Art.20. Worden voor voorafgaand advies aan de inspecteurs van financiën voorgelegd de subsidies die niet toegekend zijn overeenkomstige organieke regelen die de toekenningsvoorwaarden, de begunstigde en het bedrag ervan vaststellen en waarvan het bedrag hoger is dan 10.000 euro.
Art.21. De inspecteur van financiën kan de voorstellen tot overeenkomsten, bestellingen en subsidies onder de in de artikelen 19 en 20 vermelde drempelbedragen voor advies opvragen in de door hem gemotiveerde gevallen.
Art.22. De bedragen, bepaald in de artikelen 19 en 20, kunnen worden gewijzigd na gemeenschappelijk overleg tussen de betrokken minister en de Minister van Begroting, na schriftelijk advies van de Korpschef van de Inspectie van financiën, hierna "Korpschef" genoemd.

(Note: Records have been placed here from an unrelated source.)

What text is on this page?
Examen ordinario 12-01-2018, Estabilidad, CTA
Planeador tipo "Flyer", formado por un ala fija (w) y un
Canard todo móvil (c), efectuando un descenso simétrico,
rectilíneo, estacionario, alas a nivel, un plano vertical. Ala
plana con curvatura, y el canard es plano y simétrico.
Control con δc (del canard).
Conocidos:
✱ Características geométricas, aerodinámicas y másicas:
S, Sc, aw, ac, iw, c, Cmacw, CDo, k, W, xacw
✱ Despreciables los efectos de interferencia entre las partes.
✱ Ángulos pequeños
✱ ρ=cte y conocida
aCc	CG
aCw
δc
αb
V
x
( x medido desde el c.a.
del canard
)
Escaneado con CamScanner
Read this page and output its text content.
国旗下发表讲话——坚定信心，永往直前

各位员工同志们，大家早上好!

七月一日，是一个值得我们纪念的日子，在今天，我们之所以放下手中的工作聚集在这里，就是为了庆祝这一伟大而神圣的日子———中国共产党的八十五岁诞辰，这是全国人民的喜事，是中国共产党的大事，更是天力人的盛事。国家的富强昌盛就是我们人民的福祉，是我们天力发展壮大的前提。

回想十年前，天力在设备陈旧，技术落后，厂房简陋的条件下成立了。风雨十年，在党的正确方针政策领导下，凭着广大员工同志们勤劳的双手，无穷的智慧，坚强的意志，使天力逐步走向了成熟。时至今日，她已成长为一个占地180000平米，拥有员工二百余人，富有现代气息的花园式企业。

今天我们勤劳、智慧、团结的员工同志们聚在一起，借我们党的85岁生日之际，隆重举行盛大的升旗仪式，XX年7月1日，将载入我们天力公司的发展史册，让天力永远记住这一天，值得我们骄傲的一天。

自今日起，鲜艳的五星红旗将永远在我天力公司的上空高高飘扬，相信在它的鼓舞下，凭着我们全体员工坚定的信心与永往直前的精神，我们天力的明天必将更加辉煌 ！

De inspecteurs van financiën behouden hun raadgevende bevoegdheid inzake de algemene aanwending van de kredieten voor de uitgaven bedoeld in de artikelen 17 tot en met 22.
Art.23. In de uitoefening van hun functie onderzoeken de inspecteurs van financiën vooral de wettigheid, de regelmatigheid, de doeltreffendheid, de doelmatigheid en de budgettaire inpasbaarheid in het lopende en de volgende begrotingsjaren van de voorstellen en gaan ze na of de voorstellen overeenkomen met de beslissingen van de Ministerraad en met de ministeriële beslissingen indien het voorstellen van de dienst betreft.
De opmerkingen van het Rekenhof worden aan de inspecteurs van financiën meegedeeld.
Art.24. § 1. Onverminderd § 2 brengen de inspecteurs van financiën advies uit over de in de artikelen 17 tot en met 20 vermelde dossiers binnen een termijn van vijftien werkdagen na ontvangst van het verzoek om een advies te verlenen en het volledige dossier.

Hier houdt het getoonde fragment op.